Why Computers Use Binary Instead of Decimal

Every digital circuit is built from transistors that have two reliable states: on and off, high voltage and low voltage, magnetized and not magnetized. These two states map directly to 1 and 0. Building circuits that reliably distinguish ten different voltage levels (for decimal) is far harder and far less tolerant of noise, temperature swings, and manufacturing variance. Binary also plugs directly into Boolean logic (AND, OR, NOT), which is how every CPU instruction, comparison, and conditional jump is ultimately computed. Using base 2 means the physical circuitry and the math are the same thing.

Bits, Bytes, and the Powers of 2 You Should Know

A bit is a single binary digit, holding either 0 or 1. A byte is 8 bits, which can represent 2⁸ = 256 different values (0 to 255 unsigned, or −128 to 127 signed). A kilobyte is 1,024 bytes in binary units (2¹⁰), not 1,000. The binary units (KiB, MiB, GiB) are the powers of 2 most software uses internally, while storage vendors often advertise in decimal units (1 GB = 1,000,000,000 bytes). That gap is why a "1 TB" drive shows up in Windows as roughly 931 GiB.

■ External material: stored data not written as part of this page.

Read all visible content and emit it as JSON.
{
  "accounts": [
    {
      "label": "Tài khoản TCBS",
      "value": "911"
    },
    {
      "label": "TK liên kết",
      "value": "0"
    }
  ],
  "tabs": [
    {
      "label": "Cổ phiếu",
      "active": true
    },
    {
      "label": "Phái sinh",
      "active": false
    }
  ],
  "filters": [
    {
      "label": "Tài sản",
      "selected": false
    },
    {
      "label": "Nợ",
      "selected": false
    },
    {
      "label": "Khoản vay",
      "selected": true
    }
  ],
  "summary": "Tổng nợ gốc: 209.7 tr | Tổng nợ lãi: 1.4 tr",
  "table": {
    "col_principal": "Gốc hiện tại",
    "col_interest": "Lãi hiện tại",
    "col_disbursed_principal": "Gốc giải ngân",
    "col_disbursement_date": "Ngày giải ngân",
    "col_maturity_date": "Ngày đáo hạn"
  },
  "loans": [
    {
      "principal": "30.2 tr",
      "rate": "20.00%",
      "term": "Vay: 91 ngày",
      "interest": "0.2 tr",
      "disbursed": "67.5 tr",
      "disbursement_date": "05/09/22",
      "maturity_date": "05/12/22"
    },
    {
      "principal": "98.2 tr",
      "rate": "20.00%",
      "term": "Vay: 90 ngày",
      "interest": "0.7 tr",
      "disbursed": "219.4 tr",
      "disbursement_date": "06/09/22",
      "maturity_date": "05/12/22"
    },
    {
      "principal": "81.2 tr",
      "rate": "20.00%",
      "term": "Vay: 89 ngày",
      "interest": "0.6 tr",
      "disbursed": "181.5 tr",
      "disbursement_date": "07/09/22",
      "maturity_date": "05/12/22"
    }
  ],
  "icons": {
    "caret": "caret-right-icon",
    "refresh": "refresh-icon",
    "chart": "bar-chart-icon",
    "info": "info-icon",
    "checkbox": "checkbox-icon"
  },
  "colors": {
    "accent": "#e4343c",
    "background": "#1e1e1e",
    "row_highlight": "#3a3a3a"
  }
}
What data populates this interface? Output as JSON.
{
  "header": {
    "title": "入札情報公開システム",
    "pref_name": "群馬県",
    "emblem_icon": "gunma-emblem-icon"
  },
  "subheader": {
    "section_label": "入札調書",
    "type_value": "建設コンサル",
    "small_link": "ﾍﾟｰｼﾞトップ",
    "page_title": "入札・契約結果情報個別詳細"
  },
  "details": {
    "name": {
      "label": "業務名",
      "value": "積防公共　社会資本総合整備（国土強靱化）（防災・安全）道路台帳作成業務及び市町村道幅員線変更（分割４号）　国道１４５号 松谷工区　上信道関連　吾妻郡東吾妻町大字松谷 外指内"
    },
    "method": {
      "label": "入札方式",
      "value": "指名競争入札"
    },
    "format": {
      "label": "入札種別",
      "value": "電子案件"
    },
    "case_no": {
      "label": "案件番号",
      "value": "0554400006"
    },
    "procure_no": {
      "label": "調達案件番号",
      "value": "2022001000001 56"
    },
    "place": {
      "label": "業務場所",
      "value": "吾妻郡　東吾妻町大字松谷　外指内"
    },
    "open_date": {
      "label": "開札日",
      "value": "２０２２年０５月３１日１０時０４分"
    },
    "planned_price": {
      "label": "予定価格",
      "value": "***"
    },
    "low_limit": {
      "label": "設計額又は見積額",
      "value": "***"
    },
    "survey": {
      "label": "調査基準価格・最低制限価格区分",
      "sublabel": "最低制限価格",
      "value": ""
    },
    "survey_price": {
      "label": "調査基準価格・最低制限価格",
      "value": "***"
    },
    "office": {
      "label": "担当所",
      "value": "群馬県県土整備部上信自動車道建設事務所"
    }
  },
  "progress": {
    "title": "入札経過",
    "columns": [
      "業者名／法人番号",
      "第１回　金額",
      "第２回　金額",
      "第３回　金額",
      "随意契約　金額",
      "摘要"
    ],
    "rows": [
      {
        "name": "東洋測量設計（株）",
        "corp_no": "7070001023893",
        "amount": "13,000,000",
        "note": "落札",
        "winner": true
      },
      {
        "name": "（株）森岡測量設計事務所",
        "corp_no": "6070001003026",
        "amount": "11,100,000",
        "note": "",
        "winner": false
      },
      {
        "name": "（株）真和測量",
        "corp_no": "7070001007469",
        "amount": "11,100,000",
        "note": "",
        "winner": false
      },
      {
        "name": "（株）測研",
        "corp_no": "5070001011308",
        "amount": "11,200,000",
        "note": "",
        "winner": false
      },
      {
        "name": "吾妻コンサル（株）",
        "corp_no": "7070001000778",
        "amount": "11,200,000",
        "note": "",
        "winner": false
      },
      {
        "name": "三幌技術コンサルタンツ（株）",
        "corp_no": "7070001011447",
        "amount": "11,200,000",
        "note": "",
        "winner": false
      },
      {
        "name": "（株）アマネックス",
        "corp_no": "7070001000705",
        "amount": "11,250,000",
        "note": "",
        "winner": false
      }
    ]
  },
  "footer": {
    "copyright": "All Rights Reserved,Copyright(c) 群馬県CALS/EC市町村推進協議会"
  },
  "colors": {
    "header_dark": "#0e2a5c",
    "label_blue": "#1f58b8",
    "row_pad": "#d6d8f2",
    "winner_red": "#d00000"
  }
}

Integer Ranges by Bit Width

When you see data types like int32, uint16, or long in code, the number is the bit width and the prefix tells you whether it is signed or unsigned. These ranges are fixed by the math and come up constantly in API limits, database schemas, and overflow bugs.

The classic Y2K38 bug is a 32-bit signed integer overflow: Unix time (seconds since 1970) hits the maximum 32-bit signed value on January 19, 2038, and wraps around to a negative number. Moving to 64-bit timestamps pushes the problem roughly 292 billion years into the future.

Where You Actually See Binary Day to Day

Binary math is not just for compiler writers. A few everyday places where it shows up:

• IPv4 addresses and subnet masks: 192.168.1.1 is four 8-bit numbers written in decimal. The subnet mask 255.255.255.0 is 11111111.11111111.11111111.00000000 in binary, and the /24 CIDR notation just counts the leading 1 bits.
• Unix file permissions (chmod): chmod 755 sets rwx (111 = 7) for the owner, r-x (101 = 5) for the group, and r-x (101 = 5) for everyone else. Each digit is a 3-bit binary number for read, write, execute.
• Bitmask flags: APIs often pack many boolean options into a single integer where each bit is one flag. flags = READ | WRITE | EXECUTE is a binary OR, and if (flags & WRITE) is a binary AND used to test one bit.
• Color codes: #FF5733 is three hex bytes for red, green, blue. FF in binary is 11111111 = 255, the maximum intensity of one color channel.
• Network ports, MAC addresses, UUIDs, hashes: all stored as raw bits and displayed in hex or decimal for readability.